The Welsh Conservatives are calling out Labour for continuing to hide from accountability, this time in the House of Commons during their own party’s opposition day motion on ‘Long-term NHS strategy’, in which no Welsh Labour MPs turned up.
The UK Government’s Health Secretary, Steve Barclay MP, highlighted this in the House of Commons yesterday during the debate, saying: “It is interesting that for this debate, none of their Welsh colleagues are here”.
It comes after the Labour-run Welsh NHS registered its slowest ambulance response times on record, as well as the worst A&E waits and longest treatment waiting list in Britain.
While Labour refused to turn up, Welsh Conservative MPs were there to make sure Wales was represented. Alun Cairns, Robin Millar, Simon Baynes, and the Secretary of State for Wales, David TC Davies were in attendance holding Labour to account.

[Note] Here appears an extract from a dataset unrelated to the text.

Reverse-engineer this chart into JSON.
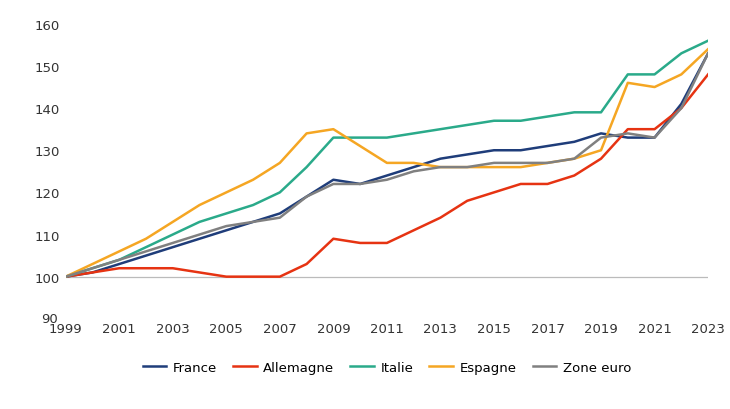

Commenting, Welsh Conservative Shadow Health Minister Russell George MS said:
“We know Labour Senedd members are allergic to scrutiny here in Cardiff Bay, but it’s become apparent Labour MPs are also so ashamed of its party’s record in government in Wales they cannot even bring themselves to defend it in the House of Commons.
“The sheer audacity for Labour to table a motion on ‘Long-term NHS strategy’ when their strategy in Wales appears to be to run it into the ground shows labour to be blatantly neglectful of its responsibilities to the people of Wales.
“Labour might want to consider a Labour Government in Wales has been in charge in tackling this ‘deprivation’ for over twenty years, before using it as an excuse for racking up the worst waiting times in Britain.
“Given there are 55,000 people waiting over two years for treatment in Wales when it is zero in England, maybe Labour should be taking note of a strategy that works rather than criticising it.”
Labour appeared to brush the record of the Cardiff Bay government on the other side of the M4 under the rug when Conservative MPs held them accountable.
Labour MP Imran Hussain accused the Conservatives of the ‘Welsh defence’ but if Labour-run Wales wasn’t performing so poorly compared to England there would be no need to bring it up as a ‘defence’.
In fact, Labour’s poor defence of their record in Wales came from Wes Streeting, Shadow Health Secretary in Westminster, claiming Wales’ NHS suffers because of the “deprivation” in Wales, another policy area where Labour ministers have failed.